Der Revisionswerber zeigt in seinem Rechtsmittel letztlich nicht auf, dass die Vorinstanzen mit der Minderung des Schadenersatzes auf rund ein Drittel des der Klägerin entstandenen Schadens gegen die in der Rechtsprechung des Obersten Gerichtshofs anerkannten Kriterien für die Mäßigung, die schon begrifflich unscharf ist und keine exakte Rechnung sein kann (8 ObA 42/11a), verstoßen hätten. Dass es für das Mäßigungsrecht nach § 2 DHG keine „fixe“ Grenze dahin gibt, dass bei grober Fahrlässigkeit eine Mäßigung nur auf zwei Drittel des Schadens, bei leichter Fahrlässigkeit eine Mäßigung nur auf ein Drittel des Schadens vorgenommen werden könnte, wurde bereits entschieden (RIS‑Justiz RS0054738 [T3]).

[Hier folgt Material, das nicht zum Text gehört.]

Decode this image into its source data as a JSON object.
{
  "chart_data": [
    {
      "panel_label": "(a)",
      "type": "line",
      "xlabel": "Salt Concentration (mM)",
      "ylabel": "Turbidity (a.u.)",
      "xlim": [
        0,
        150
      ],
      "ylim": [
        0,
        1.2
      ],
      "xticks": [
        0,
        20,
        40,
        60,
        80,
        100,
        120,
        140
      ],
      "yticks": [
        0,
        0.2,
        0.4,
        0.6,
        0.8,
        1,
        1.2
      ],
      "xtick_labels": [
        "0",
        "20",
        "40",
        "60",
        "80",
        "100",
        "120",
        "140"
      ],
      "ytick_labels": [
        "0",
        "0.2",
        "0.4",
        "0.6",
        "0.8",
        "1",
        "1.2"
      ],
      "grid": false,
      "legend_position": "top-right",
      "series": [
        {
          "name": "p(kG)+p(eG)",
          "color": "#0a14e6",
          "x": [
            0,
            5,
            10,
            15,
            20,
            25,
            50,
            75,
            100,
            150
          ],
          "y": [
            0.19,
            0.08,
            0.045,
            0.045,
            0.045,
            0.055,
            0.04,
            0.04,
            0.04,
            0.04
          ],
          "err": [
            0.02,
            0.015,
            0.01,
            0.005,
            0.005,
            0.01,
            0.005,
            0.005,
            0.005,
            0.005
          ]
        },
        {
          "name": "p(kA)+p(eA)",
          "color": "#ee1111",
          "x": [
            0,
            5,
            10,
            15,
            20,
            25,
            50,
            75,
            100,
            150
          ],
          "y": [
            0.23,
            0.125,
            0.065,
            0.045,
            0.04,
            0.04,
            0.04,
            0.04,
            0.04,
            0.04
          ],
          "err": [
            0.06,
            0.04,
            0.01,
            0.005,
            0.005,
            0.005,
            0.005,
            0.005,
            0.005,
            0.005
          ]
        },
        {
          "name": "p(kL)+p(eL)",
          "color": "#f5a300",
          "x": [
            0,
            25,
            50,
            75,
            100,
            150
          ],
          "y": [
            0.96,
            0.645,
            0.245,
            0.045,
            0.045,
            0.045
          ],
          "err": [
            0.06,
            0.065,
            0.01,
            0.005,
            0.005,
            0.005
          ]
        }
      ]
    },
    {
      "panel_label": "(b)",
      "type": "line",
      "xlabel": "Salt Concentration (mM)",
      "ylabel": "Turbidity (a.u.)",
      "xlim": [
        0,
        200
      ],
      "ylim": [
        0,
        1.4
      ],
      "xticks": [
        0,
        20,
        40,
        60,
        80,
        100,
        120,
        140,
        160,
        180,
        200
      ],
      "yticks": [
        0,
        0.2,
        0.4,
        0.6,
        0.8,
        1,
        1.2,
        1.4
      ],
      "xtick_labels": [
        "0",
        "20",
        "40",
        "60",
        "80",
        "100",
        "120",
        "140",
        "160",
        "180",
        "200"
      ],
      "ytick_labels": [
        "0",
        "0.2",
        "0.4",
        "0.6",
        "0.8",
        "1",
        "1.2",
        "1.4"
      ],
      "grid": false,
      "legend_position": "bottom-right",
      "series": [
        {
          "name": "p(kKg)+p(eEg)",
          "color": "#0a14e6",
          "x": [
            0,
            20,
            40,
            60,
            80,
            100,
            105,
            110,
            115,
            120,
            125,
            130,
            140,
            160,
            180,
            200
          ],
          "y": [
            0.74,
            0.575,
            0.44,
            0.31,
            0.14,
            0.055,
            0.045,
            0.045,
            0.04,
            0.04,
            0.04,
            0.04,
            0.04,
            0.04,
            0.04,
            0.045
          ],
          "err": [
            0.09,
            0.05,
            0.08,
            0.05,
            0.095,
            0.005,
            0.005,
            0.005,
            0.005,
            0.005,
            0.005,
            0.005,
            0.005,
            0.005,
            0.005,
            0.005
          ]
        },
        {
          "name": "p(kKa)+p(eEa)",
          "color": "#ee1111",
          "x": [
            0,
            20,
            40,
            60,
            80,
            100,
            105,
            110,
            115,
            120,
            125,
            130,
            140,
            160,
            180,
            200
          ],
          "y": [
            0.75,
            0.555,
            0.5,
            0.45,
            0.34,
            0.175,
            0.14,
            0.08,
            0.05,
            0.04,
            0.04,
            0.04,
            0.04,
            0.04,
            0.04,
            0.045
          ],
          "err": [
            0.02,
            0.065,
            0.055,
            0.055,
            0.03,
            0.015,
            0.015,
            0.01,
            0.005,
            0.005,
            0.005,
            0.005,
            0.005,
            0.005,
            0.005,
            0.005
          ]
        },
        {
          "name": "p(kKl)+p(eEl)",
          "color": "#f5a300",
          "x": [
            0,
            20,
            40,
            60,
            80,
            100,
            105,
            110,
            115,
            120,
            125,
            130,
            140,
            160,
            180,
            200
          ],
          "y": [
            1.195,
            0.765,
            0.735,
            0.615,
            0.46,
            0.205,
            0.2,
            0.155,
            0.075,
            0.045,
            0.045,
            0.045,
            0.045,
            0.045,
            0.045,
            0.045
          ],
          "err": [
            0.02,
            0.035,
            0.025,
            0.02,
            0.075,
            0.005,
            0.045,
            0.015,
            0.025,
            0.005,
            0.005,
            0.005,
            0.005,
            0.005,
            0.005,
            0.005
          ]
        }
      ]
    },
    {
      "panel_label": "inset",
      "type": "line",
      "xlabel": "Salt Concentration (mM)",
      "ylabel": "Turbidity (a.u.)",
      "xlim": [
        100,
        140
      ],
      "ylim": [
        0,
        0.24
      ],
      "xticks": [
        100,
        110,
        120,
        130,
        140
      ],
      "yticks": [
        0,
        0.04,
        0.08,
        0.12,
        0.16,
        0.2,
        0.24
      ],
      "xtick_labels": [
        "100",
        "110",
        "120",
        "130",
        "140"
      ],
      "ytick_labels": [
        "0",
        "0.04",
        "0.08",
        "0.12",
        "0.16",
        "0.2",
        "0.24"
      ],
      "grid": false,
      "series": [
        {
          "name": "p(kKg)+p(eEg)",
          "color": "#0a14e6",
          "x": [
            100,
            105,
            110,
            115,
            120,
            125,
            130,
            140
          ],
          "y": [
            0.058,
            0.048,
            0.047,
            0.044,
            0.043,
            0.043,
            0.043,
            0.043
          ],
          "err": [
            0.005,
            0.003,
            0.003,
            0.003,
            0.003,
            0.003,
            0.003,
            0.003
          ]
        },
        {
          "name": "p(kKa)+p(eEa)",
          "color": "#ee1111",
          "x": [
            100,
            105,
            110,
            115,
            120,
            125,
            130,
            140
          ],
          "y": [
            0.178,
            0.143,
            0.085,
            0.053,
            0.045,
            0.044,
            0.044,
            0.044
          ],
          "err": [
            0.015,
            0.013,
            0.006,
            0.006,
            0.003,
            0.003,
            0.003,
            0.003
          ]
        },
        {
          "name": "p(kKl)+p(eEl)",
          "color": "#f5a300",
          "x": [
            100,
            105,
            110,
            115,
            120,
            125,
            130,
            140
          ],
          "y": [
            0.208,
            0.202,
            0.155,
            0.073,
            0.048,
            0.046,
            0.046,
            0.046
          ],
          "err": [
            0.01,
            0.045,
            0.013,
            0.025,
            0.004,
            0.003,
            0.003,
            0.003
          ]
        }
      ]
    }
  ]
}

4. Zum Zinsenbegehren lag die Behauptungslast dafür, weshalb der Klägerin der in § 49a erster Satz ASGG festgelegte Zinssatz nicht zustehen sollte, beim Beklagten (RIS‑Justiz RS0116030 [T3]). Unzutreffende Tatsachenbehauptungen (wie hier zum angeblich nicht schuldhaften Handeln des Beklagten) können die Berechtigung des Zinsenbegehrens nicht in Zweifel ziehen. Die Beurteilung, ob die Verzögerung der Zahlung auf einer unvertretbaren Rechtsansicht beruht, erfolgt letztlich aufgrund der konkreten Umstände im Einzelfall (RIS‑Justiz RS0116030 [T1]).

5. Andere für die Lösung des Falls erhebliche Gründe macht die außerordentliche Revision nicht geltend, weshalb sie insgesamt keine Rechtsfrage im Sinn des § 502 Abs 1 ZPO aufwirft.